Ms Neli Garbuzanova, Senior Procurement Manager (NHS) and Member of the European Commission Stakeholder Expert Group on Public Procurement, provided an ‘Overview of the impact of Covid-19 on NHS procurement and commissioning’. Neli used a cycle-based analytical model of NHS procurement and commissioning highlighting the need for adjustments to the model in times of crisis but within certain limits. She presented the impact of covid-19 at different stages of this cycle and stressed the various practical and governance challenges raised by the pandemic, as well as the main adaptations implemented during the first wave.

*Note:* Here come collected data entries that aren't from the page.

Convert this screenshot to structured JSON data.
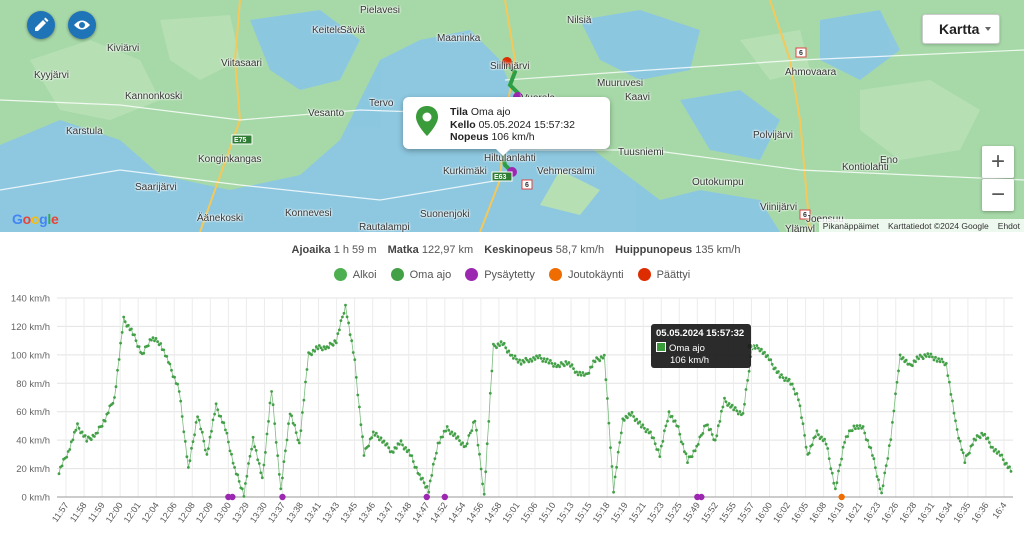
{
  "map": {
    "type_select": "Kartta",
    "zoom_in": "+",
    "zoom_out": "−",
    "google": "Google",
    "attribution": [
      "Pikanäppäimet",
      "Karttatiedot ©2024 Google",
      "Ehdot"
    ],
    "places": [
      "Pielavesi",
      "Keitele",
      "Säviä",
      "Maaninka",
      "Nilsiä",
      "Kiviärvi",
      "Viitasaari",
      "Siilinjärvi",
      "Muuruvesi",
      "Ahmovaara",
      "Joensuu",
      "Kyyjärvi",
      "Kannonkoski",
      "Tervo",
      "Vuorela",
      "Kaavi",
      "Karstula",
      "Vesanto",
      "Polvijärvi",
      "Konginkangas",
      "Hiltulanlahti",
      "Tuusniemi",
      "Kontiolahti",
      "Saarijärvi",
      "Kurkimäki",
      "Vehmersalmi",
      "Outokumpu",
      "Eno",
      "Äänekoski",
      "Konnevesi",
      "Rautalampi",
      "Suonenjoki",
      "Viinijärvi",
      "Ylämyl"
    ],
    "road_labels": [
      "E75",
      "E63",
      "6",
      "6",
      "6"
    ],
    "popup": {
      "tila_label": "Tila",
      "tila_value": "Oma ajo",
      "kello_label": "Kello",
      "kello_value": "05.05.2024 15:57:32",
      "nopeus_label": "Nopeus",
      "nopeus_value": "106 km/h"
    }
  },
  "stats": {
    "ajoaika_label": "Ajoaika",
    "ajoaika_value": "1 h 59 m",
    "matka_label": "Matka",
    "matka_value": "122,97 km",
    "keskinopeus_label": "Keskinopeus",
    "keskinopeus_value": "58,7 km/h",
    "huippunopeus_label": "Huippunopeus",
    "huippunopeus_value": "135 km/h"
  },
  "legend": [
    {
      "label": "Alkoi",
      "color": "#4caf50"
    },
    {
      "label": "Oma ajo",
      "color": "#43a047"
    },
    {
      "label": "Pysäytetty",
      "color": "#9c27b0"
    },
    {
      "label": "Joutokäynti",
      "color": "#ef6c00"
    },
    {
      "label": "Päättyi",
      "color": "#dd2c00"
    }
  ],
  "tooltip": {
    "title": "05.05.2024 15:57:32",
    "series": "Oma ajo",
    "value": "106 km/h"
  },
  "chart_data": {
    "type": "line",
    "ylabel_unit": "km/h",
    "ylim": [
      0,
      140
    ],
    "yticks": [
      "0 km/h",
      "20 km/h",
      "40 km/h",
      "60 km/h",
      "80 km/h",
      "100 km/h",
      "120 km/h",
      "140 km/h"
    ],
    "x": [
      "11:57",
      "11:58",
      "11:59",
      "12:00",
      "12:01",
      "12:04",
      "12:06",
      "12:08",
      "12:09",
      "13:00",
      "13:29",
      "13:30",
      "13:37",
      "13:38",
      "13:41",
      "13:43",
      "13:45",
      "13:46",
      "13:47",
      "13:48",
      "14:47",
      "14:52",
      "14:54",
      "14:56",
      "14:58",
      "15:01",
      "15:06",
      "15:10",
      "15:13",
      "15:15",
      "15:18",
      "15:19",
      "15:21",
      "15:23",
      "15:25",
      "15:49",
      "15:52",
      "15:55",
      "15:57",
      "16:00",
      "16:02",
      "16:05",
      "16:08",
      "16:19",
      "16:21",
      "16:23",
      "16:26",
      "16:28",
      "16:31",
      "16:34",
      "16:35",
      "16:36",
      "16:4"
    ],
    "series": [
      {
        "name": "Oma ajo",
        "color": "#43a047",
        "values": [
          18,
          32,
          50,
          40,
          44,
          55,
          70,
          125,
          115,
          100,
          112,
          108,
          92,
          75,
          20,
          58,
          30,
          64,
          48,
          20,
          2,
          42,
          12,
          75,
          5,
          60,
          38,
          100,
          105,
          105,
          110,
          135,
          95,
          30,
          45,
          40,
          32,
          38,
          30,
          15,
          5,
          38,
          48,
          42,
          35,
          55,
          2,
          106,
          108,
          99,
          95,
          97,
          98,
          95,
          92,
          95,
          88,
          85,
          96,
          99,
          5,
          55,
          58,
          50,
          45,
          30,
          60,
          48,
          25,
          35,
          52,
          40,
          68,
          62,
          58,
          106,
          104,
          95,
          85,
          82,
          70,
          30,
          45,
          38,
          5,
          40,
          50,
          48,
          30,
          2,
          42,
          100,
          92,
          98,
          100,
          97,
          94,
          52,
          25,
          40,
          45,
          35,
          28,
          18
        ]
      }
    ],
    "events": [
      {
        "type": "Pysäytetty",
        "x": [
          "13:00",
          "13:00",
          "13:37",
          "14:47",
          "14:52",
          "15:49",
          "15:49"
        ]
      },
      {
        "type": "Joutokäynti",
        "x": [
          "16:19"
        ]
      }
    ],
    "grid": true,
    "legend_position": "top"
  }
}
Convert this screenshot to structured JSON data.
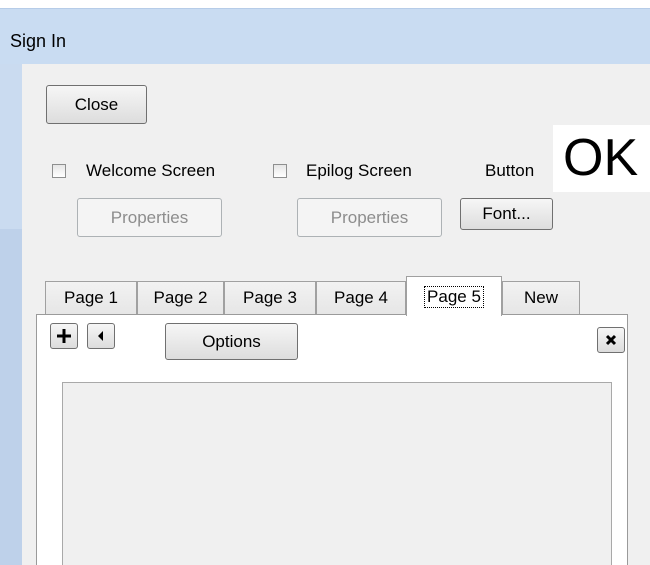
{
  "window": {
    "title": "Sign In"
  },
  "toolbar": {
    "close_label": "Close"
  },
  "options": {
    "welcome_label": "Welcome Screen",
    "epilog_label": "Epilog Screen",
    "welcome_properties_label": "Properties",
    "epilog_properties_label": "Properties",
    "button_label": "Button",
    "font_label": "Font...",
    "preview_text": "OK"
  },
  "tabs": [
    {
      "label": "Page 1"
    },
    {
      "label": "Page 2"
    },
    {
      "label": "Page 3"
    },
    {
      "label": "Page 4"
    },
    {
      "label": "Page 5"
    },
    {
      "label": "New"
    }
  ],
  "active_tab": "Page 5",
  "page": {
    "options_label": "Options"
  },
  "icons": {
    "add": "plus-icon",
    "back": "left-arrow-icon",
    "delete": "close-icon"
  }
}
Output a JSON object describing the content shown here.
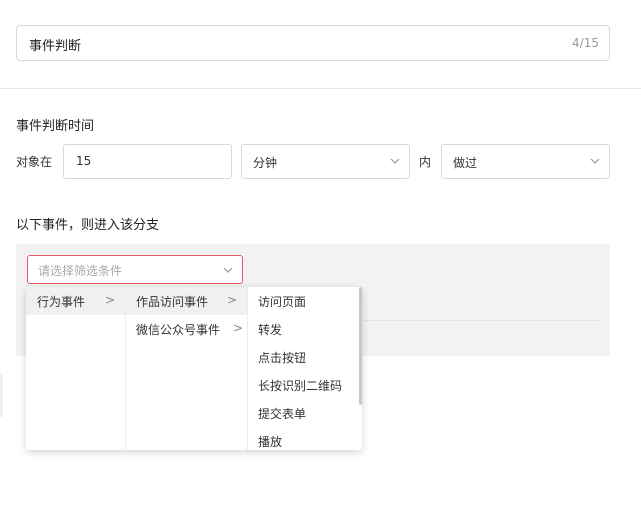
{
  "name_field": {
    "value": "事件判断",
    "counter": "4/15"
  },
  "time_section": {
    "title": "事件判断时间",
    "object_label": "对象在",
    "duration_value": "15",
    "unit_value": "分钟",
    "within_label": "内",
    "action_value": "做过"
  },
  "event_section": {
    "title": "以下事件，则进入该分支",
    "filter_placeholder": "请选择筛选条件"
  },
  "cascader": {
    "col1": [
      {
        "label": "行为事件",
        "arrow": ">"
      }
    ],
    "col2": [
      {
        "label": "作品访问事件",
        "arrow": ">"
      },
      {
        "label": "微信公众号事件",
        "arrow": ">"
      }
    ],
    "col3": [
      "访问页面",
      "转发",
      "点击按钮",
      "长按识别二维码",
      "提交表单",
      "播放"
    ]
  },
  "colors": {
    "accent_error": "#e25a6a",
    "panel_bg": "#f2f2f2"
  }
}
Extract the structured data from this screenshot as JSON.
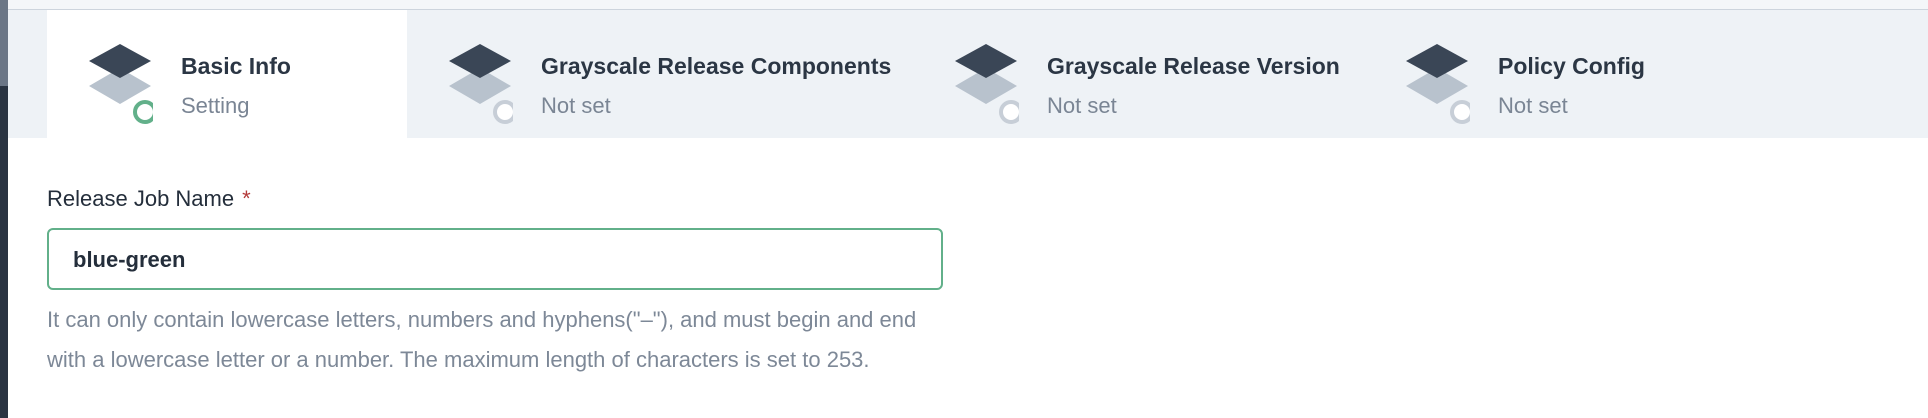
{
  "steps": [
    {
      "title": "Basic Info",
      "status": "Setting",
      "icon": "layers-icon",
      "active": true
    },
    {
      "title": "Grayscale Release Components",
      "status": "Not set",
      "icon": "layers-icon",
      "active": false
    },
    {
      "title": "Grayscale Release Version",
      "status": "Not set",
      "icon": "layers-icon",
      "active": false
    },
    {
      "title": "Policy Config",
      "status": "Not set",
      "icon": "layers-icon",
      "active": false
    }
  ],
  "form": {
    "label": "Release Job Name",
    "required_mark": "*",
    "value": "blue-green",
    "helper": "It can only contain lowercase letters, numbers and hyphens(\"–\"), and must begin and end with a lowercase letter or a number. The maximum length of characters is set to 253."
  },
  "colors": {
    "active_ring": "#62b08a",
    "inactive_ring": "#c7ced7",
    "icon_dark": "#3a4656",
    "icon_light": "#b8c2cd",
    "required": "#b33a3a"
  }
}
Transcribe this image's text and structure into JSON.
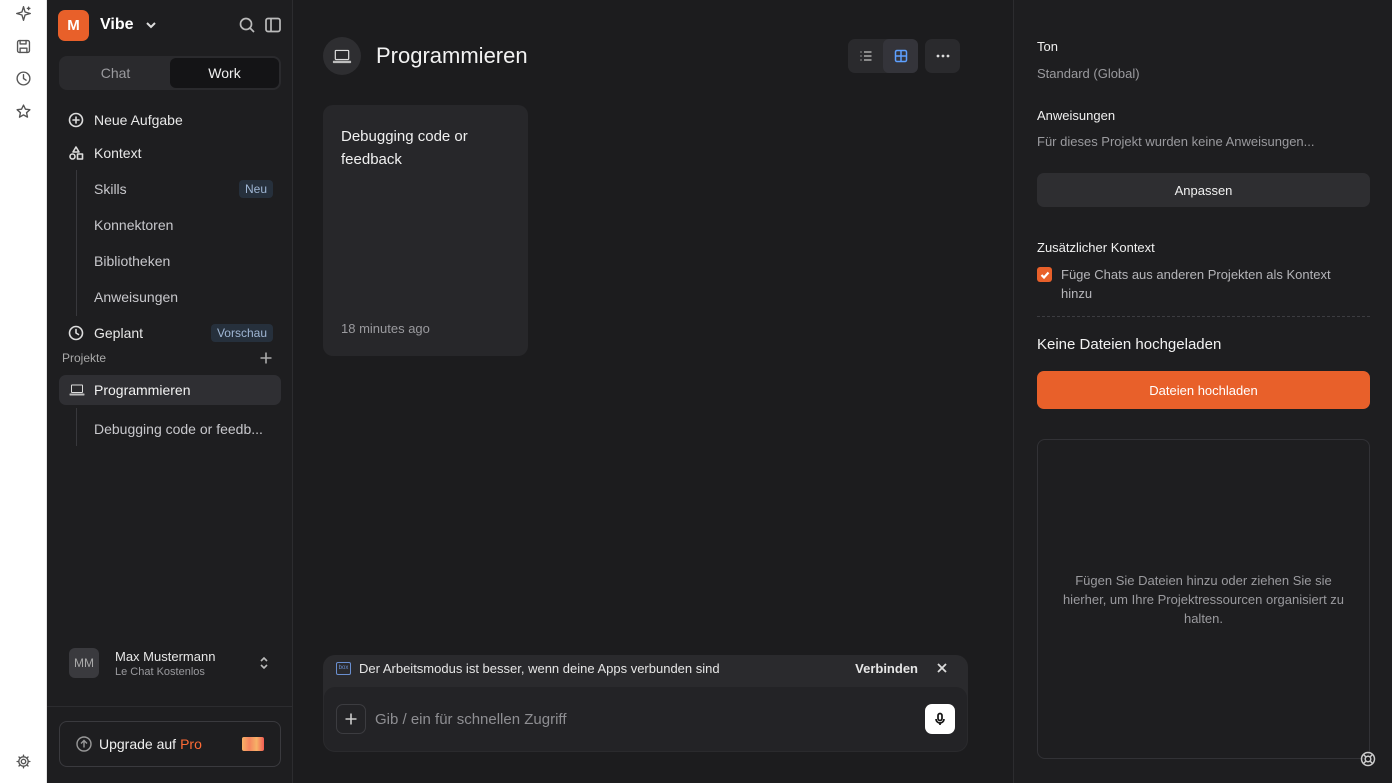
{
  "app": {
    "name": "Vibe",
    "logo_letter": "M",
    "accent_color": "#e8602a"
  },
  "rail": {
    "icons": [
      "sparkle-icon",
      "save-icon",
      "history-icon",
      "star-icon",
      "settings-icon"
    ]
  },
  "sidebar": {
    "mode_tabs": [
      {
        "label": "Chat",
        "active": false
      },
      {
        "label": "Work",
        "active": true
      }
    ],
    "items": {
      "new_task": "Neue Aufgabe",
      "context": "Kontext",
      "skills": "Skills",
      "skills_badge": "Neu",
      "connectors": "Konnektoren",
      "libraries": "Bibliotheken",
      "instructions": "Anweisungen",
      "scheduled": "Geplant",
      "scheduled_badge": "Vorschau"
    },
    "projects_label": "Projekte",
    "project": "Programmieren",
    "project_chat": "Debugging code or feedb...",
    "user": {
      "initials": "MM",
      "name": "Max Mustermann",
      "plan": "Le Chat Kostenlos"
    },
    "upgrade": {
      "label": "Upgrade auf",
      "highlight": "Pro"
    }
  },
  "main": {
    "title": "Programmieren",
    "card": {
      "title": "Debugging code or feedback",
      "time": "18 minutes ago"
    },
    "banner": {
      "text": "Der Arbeitsmodus ist besser, wenn deine Apps verbunden sind",
      "connect": "Verbinden",
      "box_label": "box"
    },
    "composer": {
      "placeholder": "Gib / ein für schnellen Zugriff",
      "value": ""
    }
  },
  "right_panel": {
    "tone_label": "Ton",
    "tone_value": "Standard (Global)",
    "instructions_label": "Anweisungen",
    "instructions_value": "Für dieses Projekt wurden keine Anweisungen...",
    "customize_button": "Anpassen",
    "extra_context_label": "Zusätzlicher Kontext",
    "extra_context_checkbox": "Füge Chats aus anderen Projekten als Kontext hinzu",
    "extra_context_checked": true,
    "files_heading": "Keine Dateien hochgeladen",
    "upload_button": "Dateien hochladen",
    "dropzone_text": "Fügen Sie Dateien hinzu oder ziehen Sie sie hierher, um Ihre Projektressourcen organisiert zu halten."
  }
}
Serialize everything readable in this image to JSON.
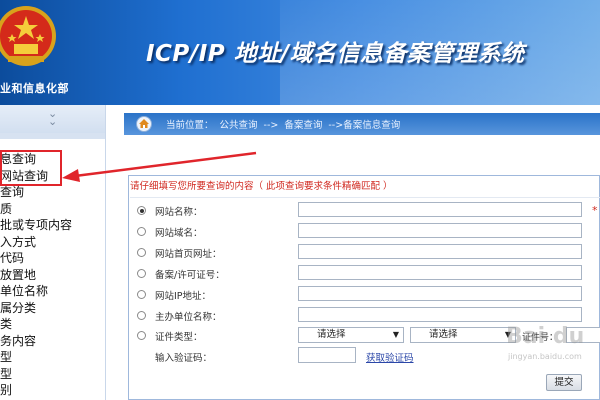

Reflecting on potential governance shortcomings, Neli stressed the difficulties in enforcing rules on conflict of interest, as well as some of the new guidance on payment. She acknowledged the heterogeneous nature of pandemic ‘needs’ calling for a more targeted approach to commissioning and procurement with the lapse of time and increase of knowledge about the disease. Neli also offered interesting insights into future challenges derived from extreme urgency awards, including the need to modify ‘rushed’ contracts as the specific needs of a (potential) second wave become better understood. She also stressed the necessity for stronger collaboration at all levels, especially in times of crisis, which could build on some NHS national and local best practices.

Mr Rob Knott, Commercial Director, Digital (Guy’s and St Thomas’ NHS Foundation Trust) and former National Director of NHS Procurement provided a very practical view of the ‘Procuring in times of Covid-19. Challenges at the frontline’. Rob provided an insiders’ view on the tensions between centralised procurement and local pressures to ensure safety and continuity in frontline delivery of NHS services, as well as broader reflections on the challenges faced by the sudden and extreme change of circumstances that the pandemic brought. He made it clear that (further) digitalisation is very much needed in order to gain a better (almost) real time view of operational needs and supply chain capacity to address them. He also stressed that the pandemic stressed ongoing challenges in ensuring a proper functioning of centralised NHS procurement, and a more collaborative and integrated NHS provision. From a broader perspective, he also stressed that there will be an immediate need to pay more attention to issues such as embedding social value and emerging new approaches to procurement to support longer-term economic goals post-Covid.

Dr Pedro Telles, Associate Professor, Law Department, Copenhagen Business School discussed the ‘Scope and limits to the use of the negotiated procedure for extreme urgency grounds’, building on the views he had previously published in his personal blog. Pedro stressed that the reaction to the pandemic has evidenced the scope for potential abuse of the direct award of contracts on the basis of the ‘extreme urgency’ exemption, not only or primarily in healthcare, but across very significant areas of public sector activity. He reflected on the governance problems that arise if contracting authorities take a bullish approach to relying on this exemption from the procurement rules, as the ordinary checks and balances are unable to facilitate timely remedies in case of abuse. He went back to the basics of the EU and UK regulation of extremely urgent procurement and stressed the need for robust justifications of the proportionality and necessity of the ‘unregulated’ procurement, as well as for the lack of imputability of the circumstances generating the extremely urgent need to the contracting authority. He stressed in particular the need for cumulative analysis of all requirements.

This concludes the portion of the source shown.